Saturday, January 12, 2008

Tamarind Shrimp with pan Roasted Coriander Seeds

I guess it's the same everywhere. If you are a asian, you find it very interesting about the spices and the ingredients that go into the making of a dish. My brother and sister-in-law had taken me to a Malaysian restaurant (Penang). I had two some memorable dishes the roti canai which is a combination of Indian and local malaysian cuisine. The seafood tom tom yum mee hoon, may sound had to spell but it was a delightful experience. Inspired by this experience i would like to share with you a asian dish which tastes great.

This serves 4 people

For the tamarind marinade:

Tamarind paste 5 Tbsp
Honey 1 Tbsp
Water 1/2 cup
Lemon juice 1/2 cup
salt to taste
cumin seeds roasted and ground 1/2Tbsp
Coriender seeds roasted and ground 1/2 Tbsp
Fennel seeds roasted and ground 1/2 Tbsp

For the Shrimp

Shrimp peeled and deveined 4ea
Coriender seeds 1 Tbsp
peanut oil 1/4 cup

For the Vegetables

Golden beets (cooked, peeled and minced) 4ea
Roma tomato, finely diced 1ea
Papaya peeled and Julienned 1/4
Carrot peeled and Julienned 1/4
Fennel 1Tbsp
Fresh Cilantro 6ea
Couscous 3Tbsp
Thai Chili julienned 1/2
Chives Chopped 1/2
Corn oil 2Tbsp
Rice Vinegar 2Tbsp
Salt & Pepper to taste
Sugar to taste

For the Curry Vinaigrette

Corn oil 2Tbsp
Shallots peeled and minced 1 inch
Ginger peeled and minced 1 inch
Lemon grass 1/2 inch
Curry powder 1 tsp
Rice wine vinegar 1Tbsp
Egg Yolk 1 ea
salt to taste

Garnish with Lemon grass and Cilantro

For the Tamarind Marinade- Combine the water, lemon juice, salt, honey and tamarind paste in a saucepan and bring to a boil.
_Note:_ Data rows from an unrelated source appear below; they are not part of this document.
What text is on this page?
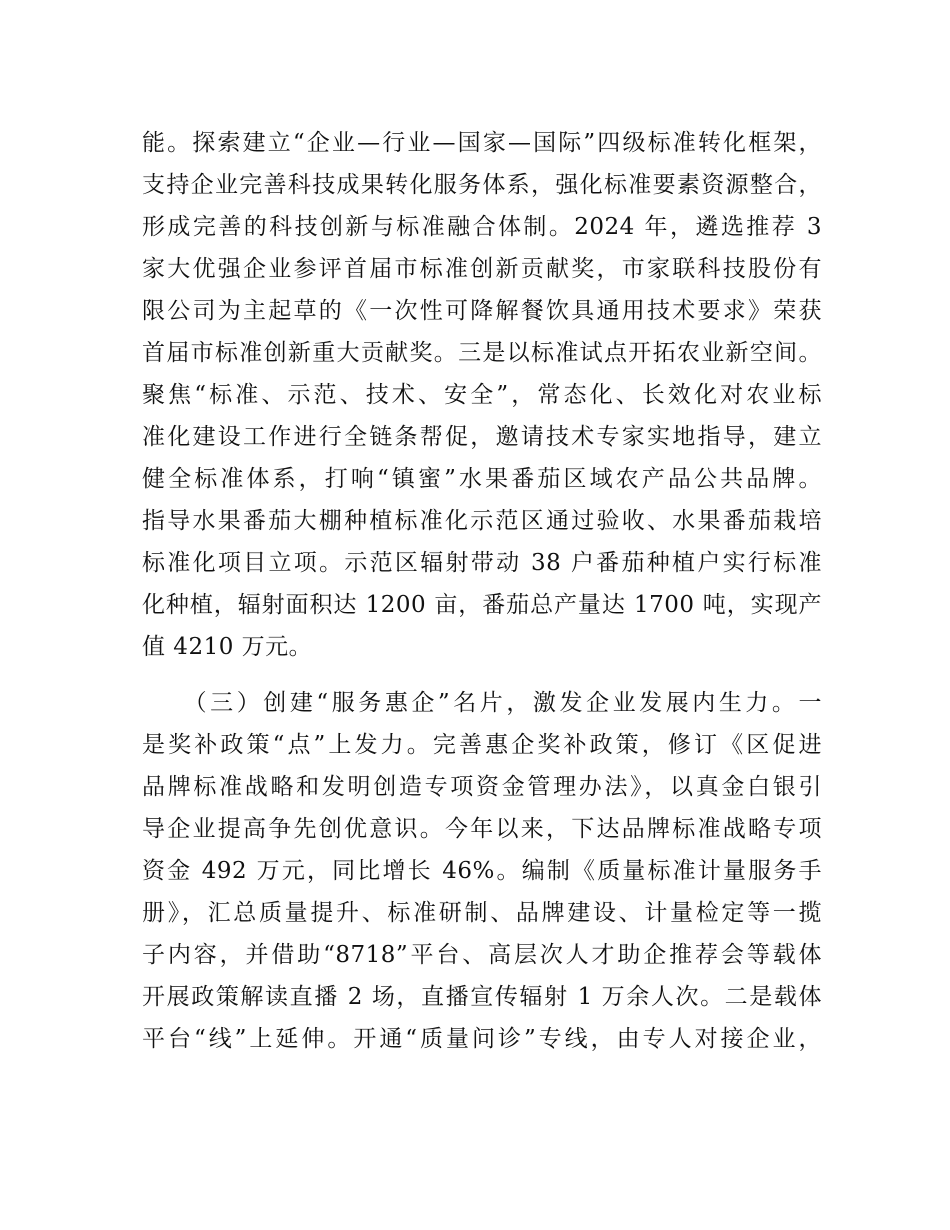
能。探索建立“企业—行业—国家—国际”四级标准转化框架，
支持企业完善科技成果转化服务体系，强化标准要素资源整合，
形成完善的科技创新与标准融合体制。2024 年，遴选推荐 3
家大优强企业参评首届市标准创新贡献奖，市家联科技股份有
限公司为主起草的《一次性可降解餐饮具通用技术要求》荣获
首届市标准创新重大贡献奖。三是以标准试点开拓农业新空间。
聚焦“标准、示范、技术、安全”，常态化、长效化对农业标
准化建设工作进行全链条帮促，邀请技术专家实地指导，建立
健全标准体系，打响“镇蜜”水果番茄区域农产品公共品牌。
指导水果番茄大棚种植标准化示范区通过验收、水果番茄栽培
标准化项目立项。示范区辐射带动 38 户番茄种植户实行标准
化种植，辐射面积达 1200 亩，番茄总产量达 1700 吨，实现产
值 4210 万元。
　　（三）创建“服务惠企”名片，激发企业发展内生力。一
是奖补政策“点”上发力。完善惠企奖补政策，修订《区促进
品牌标准战略和发明创造专项资金管理办法》，以真金白银引
导企业提高争先创优意识。今年以来，下达品牌标准战略专项
资金 492 万元，同比增长 46%。编制《质量标准计量服务手
册》，汇总质量提升、标准研制、品牌建设、计量检定等一揽
子内容，并借助“8718”平台、高层次人才助企推荐会等载体
开展政策解读直播 2 场，直播宣传辐射 1 万余人次。二是载体
平台“线”上延伸。开通“质量问诊”专线，由专人对接企业，
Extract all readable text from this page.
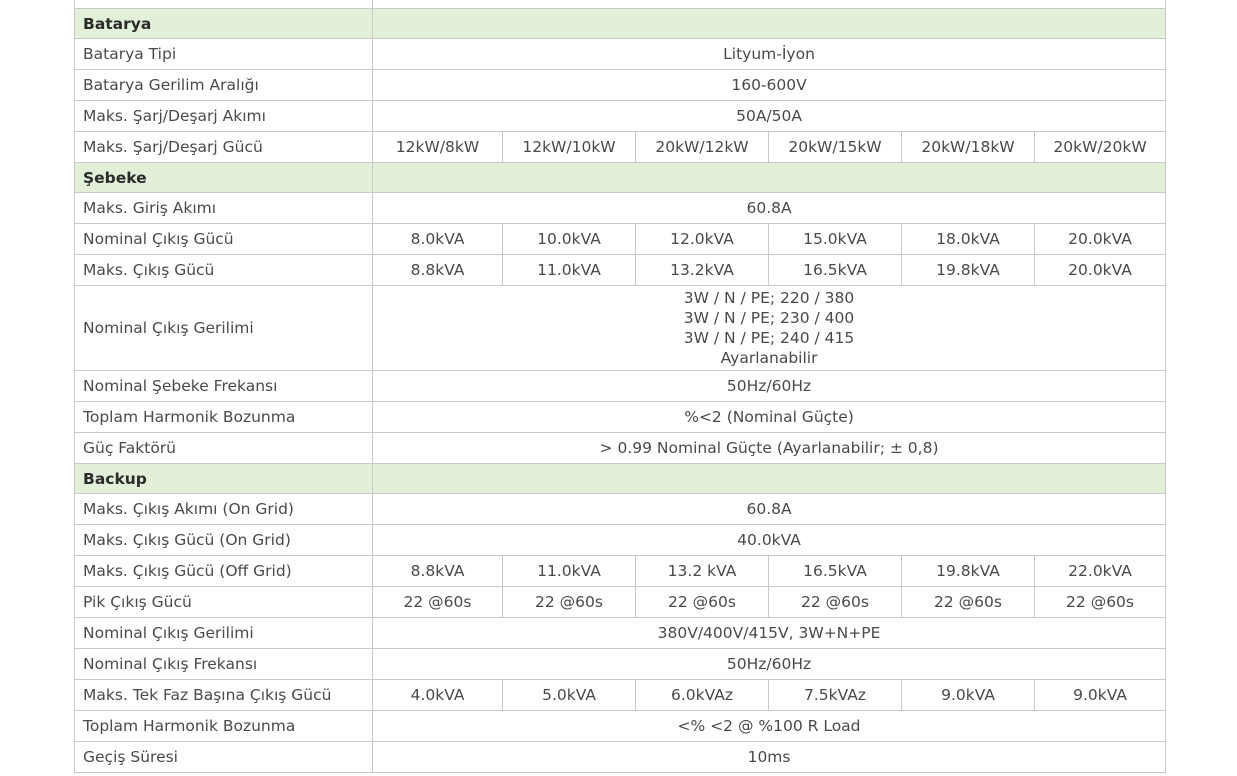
Batarya						
Batarya Tipi	Lityum-İyon					
Batarya Gerilim Aralığı	160-600V					
Maks. Şarj/Deşarj Akımı	50A/50A					
Maks. Şarj/Deşarj Gücü	12kW/8kW	12kW/10kW	20kW/12kW	20kW/15kW	20kW/18kW	20kW/20kW
Şebeke						
Maks. Giriş Akımı	60.8A					
Nominal Çıkış Gücü	8.0kVA	10.0kVA	12.0kVA	15.0kVA	18.0kVA	20.0kVA
Maks. Çıkış Gücü	8.8kVA	11.0kVA	13.2kVA	16.5kVA	19.8kVA	20.0kVA
Nominal Çıkış Gerilimi	3W / N / PE; 220 / 380
3W / N / PE; 230 / 400
3W / N / PE; 240 / 415
Ayarlanabilir					

Nominal Şebeke Frekansı	50Hz/60Hz					
Toplam Harmonik Bozunma	%<2 (Nominal Güçte)					
Güç Faktörü	> 0.99 Nominal Güçte (Ayarlanabilir; ± 0,8)					
Backup						
Maks. Çıkış Akımı (On Grid)	60.8A					
Maks. Çıkış Gücü (On Grid)	40.0kVA					
Maks. Çıkış Gücü (Off Grid)	8.8kVA	11.0kVA	13.2 kVA	16.5kVA	19.8kVA	22.0kVA
Pik Çıkış Gücü	22 @60s	22 @60s	22 @60s	22 @60s	22 @60s	22 @60s
Nominal Çıkış Gerilimi	380V/400V/415V, 3W+N+PE					
Nominal Çıkış Frekansı	50Hz/60Hz					
Maks. Tek Faz Başına Çıkış Gücü	4.0kVA	5.0kVA	6.0kVAz	7.5kVAz	9.0kVA	9.0kVA
Toplam Harmonik Bozunma	<% <2 @ %100 R Load					
Geçiş Süresi	10ms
Continue cooking over medium heat, until the mixture has reduced to a syrupy texture. Add the spices and cook for about 4 minutes and refrigerate.

For the Shrimp - Add the coriander seeds and shrimp to the tamarind marnade, cover and marinate for 4 hours in the refrigertor.

For the vegetables - Combine all the ingredients except the oil, vinegar, salt, pepper, and sugar in a large mixing bowl and gently toss to combine.

For the Curry Vinaigrette - Heat one tablespoon of the oil in a saute pan, add the shallot, ginger, lemon grass. and curry powder, and sweat until softened. Deglaze with vinegar, remove pan from the heat, and set aside to cool. Add the egg yolk and emulsify with a hand mixer. Gradually add the remaining oil with the mixer still running to emulsify the vinegrette. Season with salt.

For Presentation - Add oil and vinegar to the vegetables, season with salt, pepper, and sugar, and set aside. Heat the peanut oil ina saute pan, remove the shrimp from the marinade, add them to the hot oil. Pan-fry the shrimp, basting them lightly with the tamarind marinade as they cook. Remove shrimp from the pan and drain on paper towels. Spoon the curry vinaigrette onto the side of the plate and place one shrimp in it. Spoon the vegetables onto the other side of the plate and drizzle a ring of the tamarind marinade around them. Garnish with lemon grass and coriander leaves.